GPU Acceleration
SatelliteGridding.jl supports GPU acceleration via KernelAbstractions.jl and CUDA.jl. The same kernel code runs on both CPU and GPU backends.
Setup
CUDA.jl is a weak dependency — it's only loaded when you explicitly import it:
using CUDA
using KernelAbstractions
using SatelliteGriddingVerify your GPU is detected:
CUDA.devices() # Should list your GPU(s)Usage
Julia API
grid_l2(config, grid_spec, time_spec;
backend = CUDABackend(),
outfile = "output.nc")CLI
julia --project=. bin/grid.jl l2 \
--config examples/tropomi_sif.toml \
--backend cuda \
-o output.ncArchitecture
The GPU pipeline consists of three KernelAbstractions kernels that run entirely on the GPU:
Kernel 1: Corner Sorting
sort_corners_ccw_ka!(backend, lat_corners, lon_corners)Sorts all footprint corners into CCW order in parallel using a 5-comparator sorting network. Each thread handles one footprint.
Kernel 2: Subpixel Index Computation
compute_footprint_indices_ka!(backend, ix, iy, skip_flag,
lat_corners, lon_corners, n)Computes n×n subpixel grid cell indices per footprint. Each thread handles one footprint and produces n² index pairs. The skip_flag indicates:
0= oversample (n×n subpixels computed)1= fast path (all corners in same cell, single index)2= skip (footprint too wide for meaningful oversampling)
Kernel 3: Scatter-Accumulate
scatter_accumulate_ka!(backend, grid_sum, grid_weights,
ix, iy, skip_flag, values, n, n_vars)Atomically adds weighted values to the grid cells using @atomic. On CUDA, this uses hardware atomic operations. Each thread handles one footprint and scatters its n² subpixel contributions.
After processing all files for a time step, finalize_mean! divides sums by weights to compute the mean.
Performance Considerations
Data Transfer
Grid accumulators are allocated on the GPU and stay there across files. Each file's input data is transferred to the GPU for processing. The bottleneck is typically I/O (reading NetCDF files) rather than computation.
Memory
GPU memory usage scales with:
n_fp × n² × sizeof(Int32) × 2for index arrays (ix,iy)n_fp × n_vars × sizeof(Float32)for valuesn_lon × n_lat × (n_vars + 1) × sizeof(Float32)for grid accumulators
For a typical TROPOMI file (~500k soundings, n=10, 6 variables):
- Index arrays: ~400 MB
- Values: ~12 MB
- Grid (360×180): ~1.5 MB
Batch Size
Large files may need to be processed in batches to fit in GPU memory.

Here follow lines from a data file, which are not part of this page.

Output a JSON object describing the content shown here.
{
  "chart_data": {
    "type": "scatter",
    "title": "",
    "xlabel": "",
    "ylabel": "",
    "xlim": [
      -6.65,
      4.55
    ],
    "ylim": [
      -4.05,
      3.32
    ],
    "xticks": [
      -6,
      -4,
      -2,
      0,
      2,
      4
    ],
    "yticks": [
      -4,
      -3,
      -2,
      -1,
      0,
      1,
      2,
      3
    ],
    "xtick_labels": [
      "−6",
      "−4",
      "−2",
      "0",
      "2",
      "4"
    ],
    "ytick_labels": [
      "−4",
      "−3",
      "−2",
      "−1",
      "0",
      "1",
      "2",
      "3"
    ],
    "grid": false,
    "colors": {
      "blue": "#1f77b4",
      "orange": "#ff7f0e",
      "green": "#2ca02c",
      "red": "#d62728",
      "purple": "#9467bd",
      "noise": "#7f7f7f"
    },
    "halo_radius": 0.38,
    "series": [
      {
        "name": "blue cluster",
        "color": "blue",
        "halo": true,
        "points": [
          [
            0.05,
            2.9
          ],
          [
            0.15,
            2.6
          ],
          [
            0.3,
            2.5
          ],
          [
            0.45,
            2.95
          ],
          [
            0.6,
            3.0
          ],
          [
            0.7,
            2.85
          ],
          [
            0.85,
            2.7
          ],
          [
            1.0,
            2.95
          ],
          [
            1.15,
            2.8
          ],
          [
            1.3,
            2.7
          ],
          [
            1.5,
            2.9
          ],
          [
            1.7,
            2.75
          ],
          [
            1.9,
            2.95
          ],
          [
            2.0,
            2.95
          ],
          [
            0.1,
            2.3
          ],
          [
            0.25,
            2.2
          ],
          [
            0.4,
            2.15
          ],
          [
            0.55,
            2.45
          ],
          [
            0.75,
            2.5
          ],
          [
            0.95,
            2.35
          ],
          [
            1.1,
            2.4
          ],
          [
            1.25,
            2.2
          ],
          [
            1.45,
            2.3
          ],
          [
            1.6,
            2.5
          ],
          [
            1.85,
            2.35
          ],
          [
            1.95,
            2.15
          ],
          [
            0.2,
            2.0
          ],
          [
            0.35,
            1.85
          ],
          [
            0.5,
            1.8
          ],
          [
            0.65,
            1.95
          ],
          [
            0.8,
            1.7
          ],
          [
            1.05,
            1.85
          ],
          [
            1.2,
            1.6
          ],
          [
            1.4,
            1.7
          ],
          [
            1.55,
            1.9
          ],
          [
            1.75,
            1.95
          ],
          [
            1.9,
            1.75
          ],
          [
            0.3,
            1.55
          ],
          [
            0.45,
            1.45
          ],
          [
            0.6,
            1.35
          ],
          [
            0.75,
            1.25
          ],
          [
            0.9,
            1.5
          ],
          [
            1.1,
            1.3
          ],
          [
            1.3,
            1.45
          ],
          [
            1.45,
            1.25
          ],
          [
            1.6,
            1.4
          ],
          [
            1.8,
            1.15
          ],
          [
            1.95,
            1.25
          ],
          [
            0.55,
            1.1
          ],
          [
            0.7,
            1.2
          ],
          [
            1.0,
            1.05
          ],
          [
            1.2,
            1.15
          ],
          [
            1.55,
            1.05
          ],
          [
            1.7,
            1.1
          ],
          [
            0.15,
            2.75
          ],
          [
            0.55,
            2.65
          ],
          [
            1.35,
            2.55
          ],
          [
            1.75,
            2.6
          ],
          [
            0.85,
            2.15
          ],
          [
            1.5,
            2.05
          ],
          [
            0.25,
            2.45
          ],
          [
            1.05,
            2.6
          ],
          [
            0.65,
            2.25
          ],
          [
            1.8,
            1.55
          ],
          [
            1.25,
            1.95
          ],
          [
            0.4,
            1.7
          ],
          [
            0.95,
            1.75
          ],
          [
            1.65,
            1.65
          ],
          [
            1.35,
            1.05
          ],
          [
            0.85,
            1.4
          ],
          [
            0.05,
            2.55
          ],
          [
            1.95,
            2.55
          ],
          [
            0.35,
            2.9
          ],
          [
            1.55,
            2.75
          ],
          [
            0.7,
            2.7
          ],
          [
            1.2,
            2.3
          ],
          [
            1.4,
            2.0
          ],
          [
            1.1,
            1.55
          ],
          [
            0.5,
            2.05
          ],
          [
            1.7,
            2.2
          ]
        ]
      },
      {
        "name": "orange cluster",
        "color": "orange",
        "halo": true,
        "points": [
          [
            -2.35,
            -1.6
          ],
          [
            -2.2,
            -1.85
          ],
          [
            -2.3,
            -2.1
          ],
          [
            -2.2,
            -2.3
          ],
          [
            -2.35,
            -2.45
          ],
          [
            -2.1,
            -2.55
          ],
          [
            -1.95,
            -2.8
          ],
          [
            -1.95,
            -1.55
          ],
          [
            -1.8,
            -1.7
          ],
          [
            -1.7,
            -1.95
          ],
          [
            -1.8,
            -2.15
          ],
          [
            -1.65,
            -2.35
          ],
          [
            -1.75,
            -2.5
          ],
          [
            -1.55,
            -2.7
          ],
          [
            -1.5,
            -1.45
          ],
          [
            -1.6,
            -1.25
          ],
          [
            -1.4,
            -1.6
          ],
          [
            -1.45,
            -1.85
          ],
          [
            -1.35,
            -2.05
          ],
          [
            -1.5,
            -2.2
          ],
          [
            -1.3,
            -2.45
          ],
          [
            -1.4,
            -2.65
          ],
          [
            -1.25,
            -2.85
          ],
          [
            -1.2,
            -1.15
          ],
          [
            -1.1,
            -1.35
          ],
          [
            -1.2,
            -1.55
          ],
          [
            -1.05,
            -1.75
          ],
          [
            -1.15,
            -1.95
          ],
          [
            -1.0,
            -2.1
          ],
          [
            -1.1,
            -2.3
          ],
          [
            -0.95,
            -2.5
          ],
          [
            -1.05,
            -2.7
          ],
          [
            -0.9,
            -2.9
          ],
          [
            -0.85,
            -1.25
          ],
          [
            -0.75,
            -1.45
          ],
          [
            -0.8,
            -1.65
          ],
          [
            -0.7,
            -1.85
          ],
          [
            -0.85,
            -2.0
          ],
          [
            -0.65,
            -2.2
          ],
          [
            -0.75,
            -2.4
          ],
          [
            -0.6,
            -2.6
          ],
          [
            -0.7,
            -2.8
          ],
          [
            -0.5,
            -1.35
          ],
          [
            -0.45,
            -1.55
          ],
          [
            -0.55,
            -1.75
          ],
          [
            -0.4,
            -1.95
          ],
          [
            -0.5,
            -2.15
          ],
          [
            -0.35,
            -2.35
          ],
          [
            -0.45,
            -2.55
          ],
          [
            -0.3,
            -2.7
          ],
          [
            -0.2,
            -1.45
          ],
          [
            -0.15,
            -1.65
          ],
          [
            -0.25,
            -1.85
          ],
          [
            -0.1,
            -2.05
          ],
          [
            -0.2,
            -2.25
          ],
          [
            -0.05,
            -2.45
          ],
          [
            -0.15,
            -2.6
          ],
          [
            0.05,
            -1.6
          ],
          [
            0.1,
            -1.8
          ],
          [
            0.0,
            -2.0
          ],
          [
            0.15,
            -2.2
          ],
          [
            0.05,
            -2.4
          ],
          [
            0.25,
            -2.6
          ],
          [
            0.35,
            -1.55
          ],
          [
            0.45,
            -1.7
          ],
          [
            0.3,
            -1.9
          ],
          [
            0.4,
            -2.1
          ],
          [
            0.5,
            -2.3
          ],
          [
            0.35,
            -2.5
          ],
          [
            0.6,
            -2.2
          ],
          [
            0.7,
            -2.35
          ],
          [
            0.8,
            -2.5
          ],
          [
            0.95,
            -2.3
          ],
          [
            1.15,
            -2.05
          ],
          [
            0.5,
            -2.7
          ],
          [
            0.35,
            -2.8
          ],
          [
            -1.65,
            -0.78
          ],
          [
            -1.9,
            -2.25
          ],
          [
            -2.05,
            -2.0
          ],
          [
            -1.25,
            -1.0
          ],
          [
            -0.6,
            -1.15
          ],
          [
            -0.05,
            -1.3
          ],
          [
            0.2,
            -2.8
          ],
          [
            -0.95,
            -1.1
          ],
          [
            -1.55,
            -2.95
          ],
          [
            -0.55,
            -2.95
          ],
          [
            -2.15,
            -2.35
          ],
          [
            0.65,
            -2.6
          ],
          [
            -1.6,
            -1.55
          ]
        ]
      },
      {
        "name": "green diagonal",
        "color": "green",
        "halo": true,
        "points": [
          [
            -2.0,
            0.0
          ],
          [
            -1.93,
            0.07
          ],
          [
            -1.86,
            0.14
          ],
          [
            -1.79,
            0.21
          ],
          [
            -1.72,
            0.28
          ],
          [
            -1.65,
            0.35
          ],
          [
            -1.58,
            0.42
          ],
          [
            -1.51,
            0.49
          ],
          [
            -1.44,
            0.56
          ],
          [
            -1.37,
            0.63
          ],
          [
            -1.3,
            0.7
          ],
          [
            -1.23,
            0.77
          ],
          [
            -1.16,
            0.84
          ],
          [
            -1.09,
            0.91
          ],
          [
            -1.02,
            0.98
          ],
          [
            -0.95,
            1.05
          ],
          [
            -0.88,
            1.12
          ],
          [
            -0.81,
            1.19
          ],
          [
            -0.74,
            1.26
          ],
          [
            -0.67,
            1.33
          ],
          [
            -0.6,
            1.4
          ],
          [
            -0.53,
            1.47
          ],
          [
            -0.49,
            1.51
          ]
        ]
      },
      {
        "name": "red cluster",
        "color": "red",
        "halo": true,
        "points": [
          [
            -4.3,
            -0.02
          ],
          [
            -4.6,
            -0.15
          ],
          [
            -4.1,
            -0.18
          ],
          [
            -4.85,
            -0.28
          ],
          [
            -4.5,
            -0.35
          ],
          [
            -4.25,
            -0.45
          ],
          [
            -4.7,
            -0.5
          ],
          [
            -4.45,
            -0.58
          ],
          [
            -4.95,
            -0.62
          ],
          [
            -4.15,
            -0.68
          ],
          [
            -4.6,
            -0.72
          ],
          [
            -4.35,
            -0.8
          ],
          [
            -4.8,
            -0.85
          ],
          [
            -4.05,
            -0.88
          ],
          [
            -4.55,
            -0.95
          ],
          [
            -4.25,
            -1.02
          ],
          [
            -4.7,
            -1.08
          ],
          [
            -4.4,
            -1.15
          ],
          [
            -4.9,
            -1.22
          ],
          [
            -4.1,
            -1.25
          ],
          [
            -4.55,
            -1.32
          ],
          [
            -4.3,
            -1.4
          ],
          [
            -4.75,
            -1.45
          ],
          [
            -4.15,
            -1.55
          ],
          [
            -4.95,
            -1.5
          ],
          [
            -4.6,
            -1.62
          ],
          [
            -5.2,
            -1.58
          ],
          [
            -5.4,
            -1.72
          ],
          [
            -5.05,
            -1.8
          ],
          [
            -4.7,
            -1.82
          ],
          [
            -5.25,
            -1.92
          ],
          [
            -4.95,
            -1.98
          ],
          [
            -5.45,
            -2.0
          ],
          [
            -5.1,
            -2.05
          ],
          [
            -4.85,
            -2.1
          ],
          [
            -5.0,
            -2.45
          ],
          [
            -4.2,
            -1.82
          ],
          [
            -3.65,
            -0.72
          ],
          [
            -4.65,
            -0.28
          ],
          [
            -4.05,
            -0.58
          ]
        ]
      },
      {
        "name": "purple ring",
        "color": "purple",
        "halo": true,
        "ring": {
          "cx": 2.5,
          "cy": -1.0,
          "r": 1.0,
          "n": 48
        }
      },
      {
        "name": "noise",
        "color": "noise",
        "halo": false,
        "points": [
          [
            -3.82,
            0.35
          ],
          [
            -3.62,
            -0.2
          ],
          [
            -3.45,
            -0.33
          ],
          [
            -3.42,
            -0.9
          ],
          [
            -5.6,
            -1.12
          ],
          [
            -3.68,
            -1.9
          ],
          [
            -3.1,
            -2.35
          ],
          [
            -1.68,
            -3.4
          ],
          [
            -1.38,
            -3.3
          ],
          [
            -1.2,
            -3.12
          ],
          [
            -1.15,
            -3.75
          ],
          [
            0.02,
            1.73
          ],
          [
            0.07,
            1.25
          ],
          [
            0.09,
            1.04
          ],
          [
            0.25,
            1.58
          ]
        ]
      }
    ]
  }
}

The accumulate_batch! function handles one batch at a time.
Backend Comparison
| Aspect | Sequential | KA CPU | KA CUDA |
|---|---|---|---|
| Algorithm | Welford (incremental mean) | Sum-based | Sum-based |
| Parallelism | None | Multi-threaded | GPU-parallel |
| STD support | Single-pass | Two-pass | Two-pass |
| Atomic ops | Not needed | Not needed (sequential scatter) | Hardware atomics |
| Typical speedup | 1× | 1–2× | 5–10× |
The KA CPU backend uses sequential scatter (no atomics) for the accumulation step, avoiding the overhead of software atomics on CPU. The sorting and subpixel kernels still run in parallel via KernelAbstractions threading.